In ORM the tables will be mapped to Business Objects. The transition from the tables to the objects is handled by the ORM tools.
Added advantages of using ORM tools
*Event handlers. They fire on insert or update of the specified table. This feature is useful when audit records needs to be maintained when a particular table is updated.
* Transaction management.
* Connection pooling.
Some of the widely used ORM tools are Hibernate and Toplink. Apache has introduced their ORM tool Cayenne
In software engineering, the programming paradigms of aspect-oriented programming (AOP) aid programmers in the separation of concerns, specifically cross-cutting concerns, as an advance in modularization.
Aspect-Oriented Programming (AOP) complements OO programming by allowing the developer to dynamically modify the static OO model to create a system that can grow to meet new requirements. Just as objects in the real world can change their states during their lifecycles, an application can adopt new characteristics as it develops. AOP allows us to dynamically modify our static model to include the code required to fulfill the secondary requirements without having to modify the original static model.
Areas where AOP can be included are logging, transaction management and auditing. Some of the advantages of implementing AOP
• It helps in separating the modules. For example for Logging. It can be developed as a separate module and later made to crosscut the required modules.
• Ease of debugging
• Enhancements and new modules can be added, without affecting the existing modules and affecting their performance.

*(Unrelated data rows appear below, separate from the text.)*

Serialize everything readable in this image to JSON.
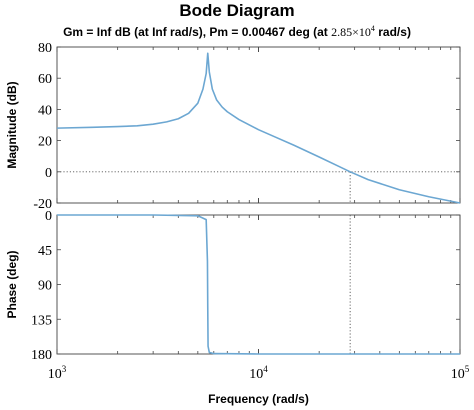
{
  "chart_data": {
    "type": "line",
    "title": "Bode Diagram",
    "subtitle": {
      "prefix": "Gm = Inf dB (at Inf rad/s), Pm = 0.00467 deg (at  ",
      "freq_mantissa": "2.85",
      "freq_exponent": "4",
      "suffix": " rad/s)"
    },
    "xlabel": "Frequency (rad/s)",
    "xscale": "log",
    "xlim": [
      1000,
      100000
    ],
    "x_ticks": [
      {
        "value": 1000,
        "base": "10",
        "exp": "3"
      },
      {
        "value": 10000,
        "base": "10",
        "exp": "4"
      },
      {
        "value": 100000,
        "base": "10",
        "exp": "5"
      }
    ],
    "crossover_frequency": 28500,
    "resonance_frequency": 5600,
    "panels": [
      {
        "name": "magnitude",
        "ylabel": "Magnitude (dB)",
        "ylim": [
          -20,
          80
        ],
        "y_ticks": [
          80,
          60,
          40,
          20,
          0,
          -20
        ],
        "reference_line_y": 0,
        "series": {
          "color": "#6ca7d2",
          "x": [
            1000,
            1500,
            2000,
            2500,
            3000,
            3500,
            4000,
            4500,
            5000,
            5300,
            5500,
            5600,
            5700,
            5900,
            6200,
            6600,
            7000,
            8000,
            10000,
            12000,
            15000,
            20000,
            25000,
            28500,
            35000,
            50000,
            70000,
            100000
          ],
          "y": [
            28,
            28.5,
            29,
            29.5,
            30.5,
            32,
            34,
            37.5,
            44,
            53,
            63,
            76,
            64,
            53,
            46,
            41.5,
            38.5,
            33.5,
            27,
            22.5,
            17,
            9.5,
            3.5,
            0,
            -5,
            -11.5,
            -16,
            -20
          ]
        }
      },
      {
        "name": "phase",
        "ylabel": "Phase (deg)",
        "ylim": [
          -180,
          0
        ],
        "y_ticks": [
          {
            "value": 0,
            "label": "0"
          },
          {
            "value": -45,
            "label": "45"
          },
          {
            "value": -90,
            "label": "90"
          },
          {
            "value": -135,
            "label": "135"
          },
          {
            "value": -180,
            "label": "180"
          }
        ],
        "reference_line_y": -180,
        "series": {
          "color": "#6ca7d2",
          "x": [
            1000,
            3000,
            5000,
            5500,
            5580,
            5600,
            5620,
            5700,
            6000,
            10000,
            100000
          ],
          "y": [
            0,
            0,
            -1,
            -6,
            -60,
            -120,
            -170,
            -178,
            -179.5,
            -180,
            -180
          ]
        }
      }
    ]
  }
}
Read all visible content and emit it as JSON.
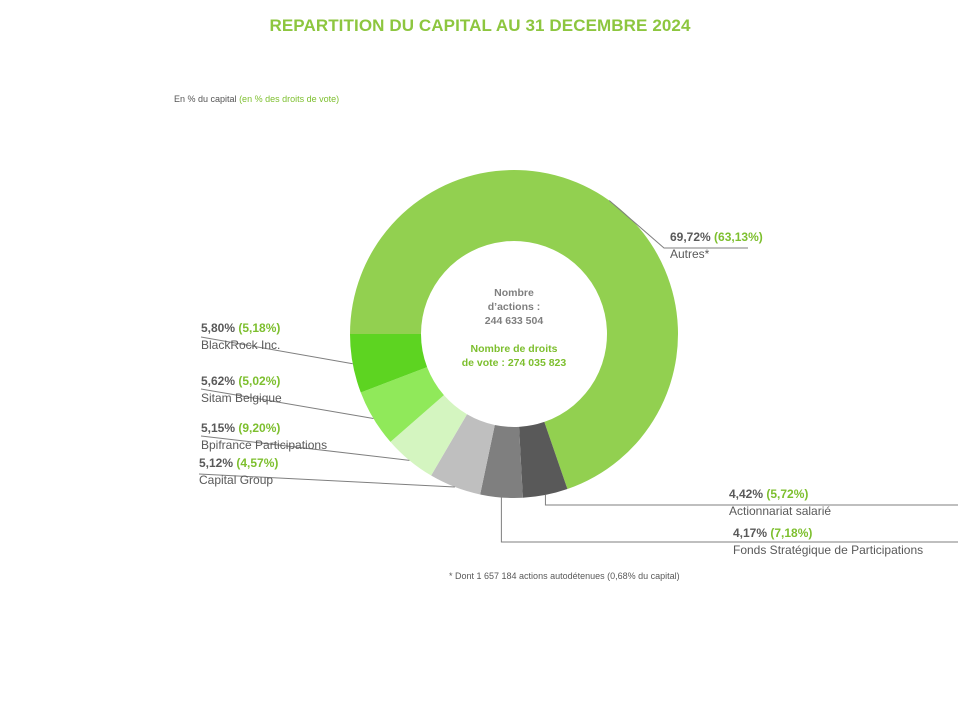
{
  "title": "REPARTITION DU CAPITAL AU 31 DECEMBRE 2024",
  "subtitle": {
    "capital": "En % du capital",
    "votes": "(en % des droits de vote)"
  },
  "center": {
    "shares_label_1": "Nombre",
    "shares_label_2": "d’actions :",
    "shares_value": "244 633 504",
    "votes_label": "Nombre de droits",
    "votes_value": "de vote : 274 035 823"
  },
  "footnote": "* Dont 1 657 184 actions autodétenues  (0,68% du capital)",
  "chart_data": {
    "type": "donut",
    "unit": "%",
    "series": [
      {
        "name": "Autres*",
        "capital": 69.72,
        "capital_label": "69,72%",
        "votes_label": "(63,13%)",
        "votes": 63.13,
        "color": "#92d050"
      },
      {
        "name": "Actionnariat salarié",
        "capital": 4.42,
        "capital_label": "4,42%",
        "votes_label": "(5,72%)",
        "votes": 5.72,
        "color": "#595959"
      },
      {
        "name": "Fonds Stratégique de Participations",
        "capital": 4.17,
        "capital_label": "4,17%",
        "votes_label": "(7,18%)",
        "votes": 7.18,
        "color": "#7f7f7f"
      },
      {
        "name": "Capital Group",
        "capital": 5.12,
        "capital_label": "5,12%",
        "votes_label": "(4,57%)",
        "votes": 4.57,
        "color": "#bfbfbf"
      },
      {
        "name": "Bpifrance Participations",
        "capital": 5.15,
        "capital_label": "5,15%",
        "votes_label": "(9,20%)",
        "votes": 9.2,
        "color": "#d4f5c0"
      },
      {
        "name": "Sitam Belgique",
        "capital": 5.62,
        "capital_label": "5,62%",
        "votes_label": "(5,02%)",
        "votes": 5.02,
        "color": "#90e95a"
      },
      {
        "name": "BlackRock Inc.",
        "capital": 5.8,
        "capital_label": "5,80%",
        "votes_label": "(5,18%)",
        "votes": 5.18,
        "color": "#5dd421"
      }
    ]
  }
}
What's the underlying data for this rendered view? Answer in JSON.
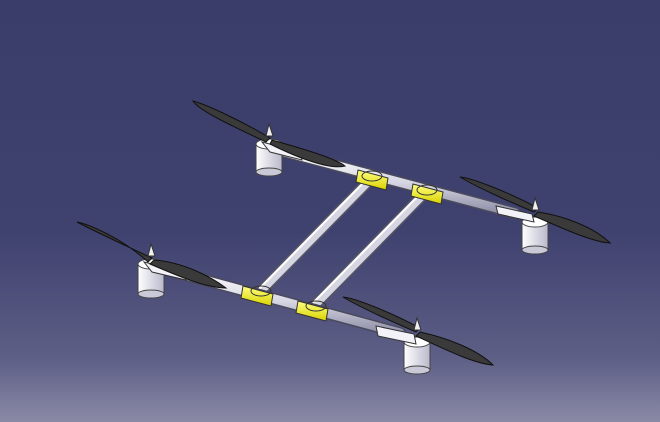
{
  "viewport": {
    "background_top": "#3a3c6a",
    "background_bottom": "#8a89a6"
  },
  "model": {
    "arm_color": "#dcdce8",
    "clamp_color": "#f5f000",
    "blade_color": "#3a3a3a",
    "motor_color": "#e6e6f0",
    "parts": {
      "propellers": 4,
      "motors": 4,
      "arms": 2,
      "cross_tubes": 2,
      "clamps": 4
    }
  }
}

Some of the popular frameworks that support AOP are AspectJ and Spring.
Service-oriented architecture (SOA) is an evolution of distributed computing based on the request/reply design paradigm for synchronous and asynchronous applications. It helps in loose coupling between services which are implemented in different applications.
Service-oriented architectures have the following key characteristics:
• SOA services have self-describing interfaces in platform-independent XML documents. Web Services Description Language (WSDL) is the standard used to describe the services.
• SOA services communicate with messages formally defined via XML Schema (also called XSD). Communication among consumers and providers or services typically happens in heterogeneous environments, with little or no knowledge about the provider. Messages between services can be viewed as key business documents processed in an enterprise.
• SOA services are maintained in the enterprise by a registry that acts as a directory listing. Applications can look up the services in the registry and invoke the service. Universal Description, Definition, and Integration (UDDI) is the standard used for service registry.
• Each SOA service has a quality of service (QoS) associated with it. Some of the key QoS elements are security requirements, such as authentication and authorization, reliable messaging, and policies regarding who can invoke services
SOA is usually implemented using web services. But it can also be implemented using technologies like RMI and JINI.